Aşçılıktan yetişen vezir Hikayesi
Osmanlı padişahları ara ara tebdili kıyafet giyerek halkın içine karışıp halkın durumunu gözlerlerdi. Aşçılıktan yetişen vezir isimli hikayemizde de Fatih Sultan Mehmet Han, tebdili kıyafet giyerek Mahmut Paşa ile birlikte pazarı geziyordu. Pazar yerinde bir yeniçeri aşçısının önüne gelen herkese bağırdığını, azar savurduğunu işitti. Bunun sebebini merak ederek Mahmut Paşa’yı bunun nedenini anlaması amacıyla aşçının yanına gönderdi. Mahmut Paşa sinirli adamın yanına giderek bu yaptığının sebebini sordu.
Sinirden küplere binen adam anlatmaya başladı:
-Sabahtandır bütün pazarı gezdim, dolaştım ama bir okka et bulamadım ve haliyle yemek pişiremedim. Nasıl geri döneceğimi düşünerek hırsımdan uluorta herkese azar ediyorum. Ne yazık ki memleket işlerine kimse bakmıyor. İşinin başında olması gereken muhtesip kendi sefasında. Bundan dolayı ne ararsan bulunmuyor. Bu işi bana verselerdi dünyayı gıda maddeleri ile doldurur, herkes de aradığını rahatlıkla bulurdu. Fakat görüyorsun ki elden bir şey gelmiyor.

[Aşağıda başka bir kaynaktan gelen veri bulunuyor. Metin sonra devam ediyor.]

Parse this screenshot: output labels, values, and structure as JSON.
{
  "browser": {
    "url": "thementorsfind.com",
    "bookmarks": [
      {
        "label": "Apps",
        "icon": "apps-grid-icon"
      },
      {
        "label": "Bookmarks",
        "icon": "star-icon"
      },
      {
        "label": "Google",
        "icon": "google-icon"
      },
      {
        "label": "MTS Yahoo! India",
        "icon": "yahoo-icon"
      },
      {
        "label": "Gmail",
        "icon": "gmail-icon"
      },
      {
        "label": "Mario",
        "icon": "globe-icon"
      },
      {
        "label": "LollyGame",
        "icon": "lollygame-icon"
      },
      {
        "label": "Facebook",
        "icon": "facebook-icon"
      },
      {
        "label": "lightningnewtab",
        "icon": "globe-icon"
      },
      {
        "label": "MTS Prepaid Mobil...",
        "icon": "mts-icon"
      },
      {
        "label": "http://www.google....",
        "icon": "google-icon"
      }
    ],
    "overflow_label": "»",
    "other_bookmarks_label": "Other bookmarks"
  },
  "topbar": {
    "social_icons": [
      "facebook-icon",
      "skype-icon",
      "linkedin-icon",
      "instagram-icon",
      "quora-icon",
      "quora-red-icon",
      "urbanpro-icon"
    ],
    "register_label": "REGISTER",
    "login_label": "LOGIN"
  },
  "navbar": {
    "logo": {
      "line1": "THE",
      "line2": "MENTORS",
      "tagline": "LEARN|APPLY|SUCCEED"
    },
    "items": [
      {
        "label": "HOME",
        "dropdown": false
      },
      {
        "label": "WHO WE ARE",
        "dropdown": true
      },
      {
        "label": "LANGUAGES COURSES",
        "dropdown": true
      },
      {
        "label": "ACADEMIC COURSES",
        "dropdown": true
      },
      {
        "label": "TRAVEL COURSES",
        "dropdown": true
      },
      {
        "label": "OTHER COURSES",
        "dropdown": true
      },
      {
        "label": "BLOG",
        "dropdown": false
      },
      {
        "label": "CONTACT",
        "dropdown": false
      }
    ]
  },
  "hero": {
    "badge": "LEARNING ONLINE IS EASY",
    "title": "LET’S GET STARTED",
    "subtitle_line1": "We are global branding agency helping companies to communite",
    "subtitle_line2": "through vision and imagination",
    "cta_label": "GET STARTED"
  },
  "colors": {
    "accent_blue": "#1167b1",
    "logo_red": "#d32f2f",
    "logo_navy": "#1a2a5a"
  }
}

Sultanın yanına dönen Mahmut Paşa durumu olduğu gibi anlattı. Fatih Sultan Mehmet saraya dönünce onu görmek istediğini söyledi. Kısa süre sonra yeniçeri aşçısını getirdiler ve sultanın huzuruna soktular. Padişah, kendisini muhtesipliğe tayin ettiğini belirtti. Muhtesipliğe tayin edilen yeniçeri aşçısı elini kolunu sıvayıp çalışmaya başladı. Kısa zamanda işi çok iyi idare etti ve imparatorluğun başkenti İstanbul’u kısa zaman içinde bolluğa kavuşturdu. Kendisinin bu muvaffakiyeti ise hiç şüphesiz doğru, dürüst bir adam olmasından kaynaklanıyordu. Bunun sonucu olarak da görevlerinde kısa zamanda yükseldi ve günün birinde vezir oldu. Bir süre sonra Fatih Sultan Mehmet onu sadrazamlığa tayin etti.
Hikayede geçen bu tarihi şahsiyet Gedik Ahmed Paşa’dır. Demek ki sadece şikayet etmeyi değil, sorunların sebeplerini de ortadan kaldırmayı bilen bir şahsiyetmiş. Gel gör ki şikayet edenlerin çoğu sadece şikayet etmeyi bilir, lakin işleri düzeltmek için herhangi bir çaba harcamazlar.